Rebif was one of the worst experiences in my life. I had 2 exacerbations in the 3 month period I was taking it. The exacerbations left me barely able to walk or function. If I owned a wheelchair I would have been in it. I dragged myself to and from the bathroom multiple times during that period.
They say it can take up to 6 months before the worst side effects wear off, well I didn't have 6 fucking months to wait and hope it got better. It was tearing me up. The shots were awful. After the titration pack you go up to 22mcg, things really got bad. The shots got more painful. The injection sites were bruised almost until it was time to inject in the same area again. Imagine for a second having big bruises that are tender to the touch on both legs, under both arms, both sides of your stomach and above your ass... every time you try to move you are reminded you have ms and your shit hurts.
So the shots themselves were shitty, then comes the side effects, the flu-like bull shit. I played around with the injection times. I was taking it before going to bed for a while, then a MSLifeLines nurse said it takes up to 8-12 hours for it to fully take effect so I should take it earlier in the day. The medication didn't care, it was a big fuck you no matter what time. It still caused me issues sleeping the entire time.

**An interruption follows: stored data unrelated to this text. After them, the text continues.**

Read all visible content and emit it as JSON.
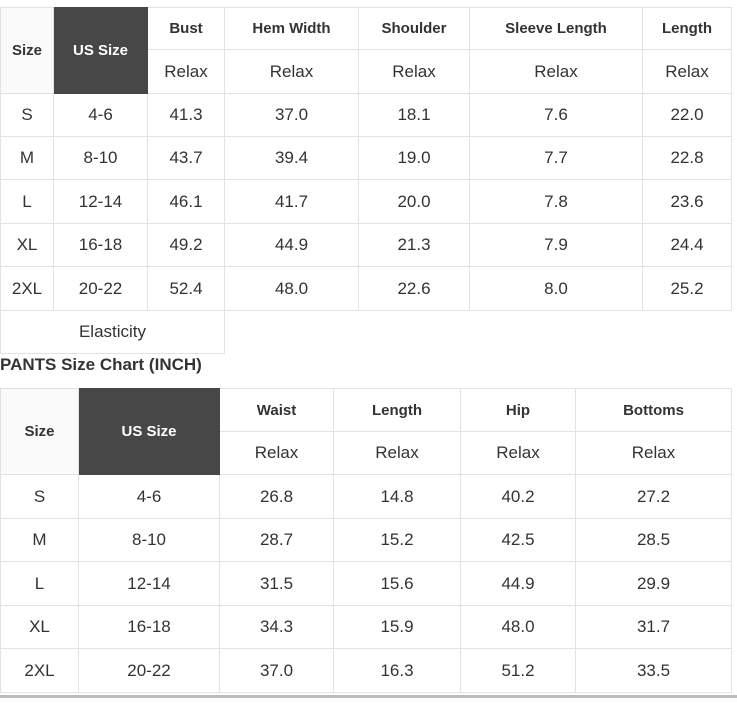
{
  "top_chart": {
    "headers": [
      "Size",
      "US Size",
      "Bust",
      "Hem Width",
      "Shoulder",
      "Sleeve Length",
      "Length"
    ],
    "subheader": [
      "Relax",
      "Relax",
      "Relax",
      "Relax",
      "Relax"
    ],
    "rows": [
      [
        "S",
        "4-6",
        "41.3",
        "37.0",
        "18.1",
        "7.6",
        "22.0"
      ],
      [
        "M",
        "8-10",
        "43.7",
        "39.4",
        "19.0",
        "7.7",
        "22.8"
      ],
      [
        "L",
        "12-14",
        "46.1",
        "41.7",
        "20.0",
        "7.8",
        "23.6"
      ],
      [
        "XL",
        "16-18",
        "49.2",
        "44.9",
        "21.3",
        "7.9",
        "24.4"
      ],
      [
        "2XL",
        "20-22",
        "52.4",
        "48.0",
        "22.6",
        "8.0",
        "25.2"
      ]
    ],
    "elasticity_label": "Elasticity"
  },
  "pants_chart": {
    "title": "PANTS Size Chart (INCH)",
    "headers": [
      "Size",
      "US Size",
      "Waist",
      "Length",
      "Hip",
      "Bottoms"
    ],
    "subheader": [
      "Relax",
      "Relax",
      "Relax",
      "Relax"
    ],
    "rows": [
      [
        "S",
        "4-6",
        "26.8",
        "14.8",
        "40.2",
        "27.2"
      ],
      [
        "M",
        "8-10",
        "28.7",
        "15.2",
        "42.5",
        "28.5"
      ],
      [
        "L",
        "12-14",
        "31.5",
        "15.6",
        "44.9",
        "29.9"
      ],
      [
        "XL",
        "16-18",
        "34.3",
        "15.9",
        "48.0",
        "31.7"
      ],
      [
        "2XL",
        "20-22",
        "37.0",
        "16.3",
        "51.2",
        "33.5"
      ]
    ]
  }
}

The next day after an injection was completely fucked. I would be so sore I could barely move. It was getting so bad I started dreaming that I was being held down and fucking beat up like a bunch of thugs were jumping me and then waking up feeling like I had been in fight. When that became a nightly dream I had to quit that shit.
I told my neurologist I was quitting it no matter what anyone said. I then requested to get put on Gilenya. He respected my request and started the process.
I did the pretests which include blood work, an EKG, and an eye exam. I had no issues with any of that stuff.
Gilenya got in touch with me, gathered some info and told me I would get the medication for free. My insurance specialty drug copay is $250 so I am thankful that they are giving it to me for free.
Three months now on Gilenya and no side effects. No issues, no complaints. I had some leg weakness at the beginning but I started taking it shortly before going to bed so if there is a side effect, I am not feeling it. I have the normal every day bullshit that comes with having MS, but nothing is magnified by the medication.
I want to make sure I am clear about a couple things regarding Rebif.... I was able to also get that medication for free thanks to their financial assistance program. Also, the MSLifelines program is top notch. They have nurses and people that are always available to talk at any hour of the day. You are assigned a nurse that calls every couple of weeks to check in with you. When you call them, that same nurse is there for you. So I have no complaints about the program and its nurses, but the medication.... fuck that shit.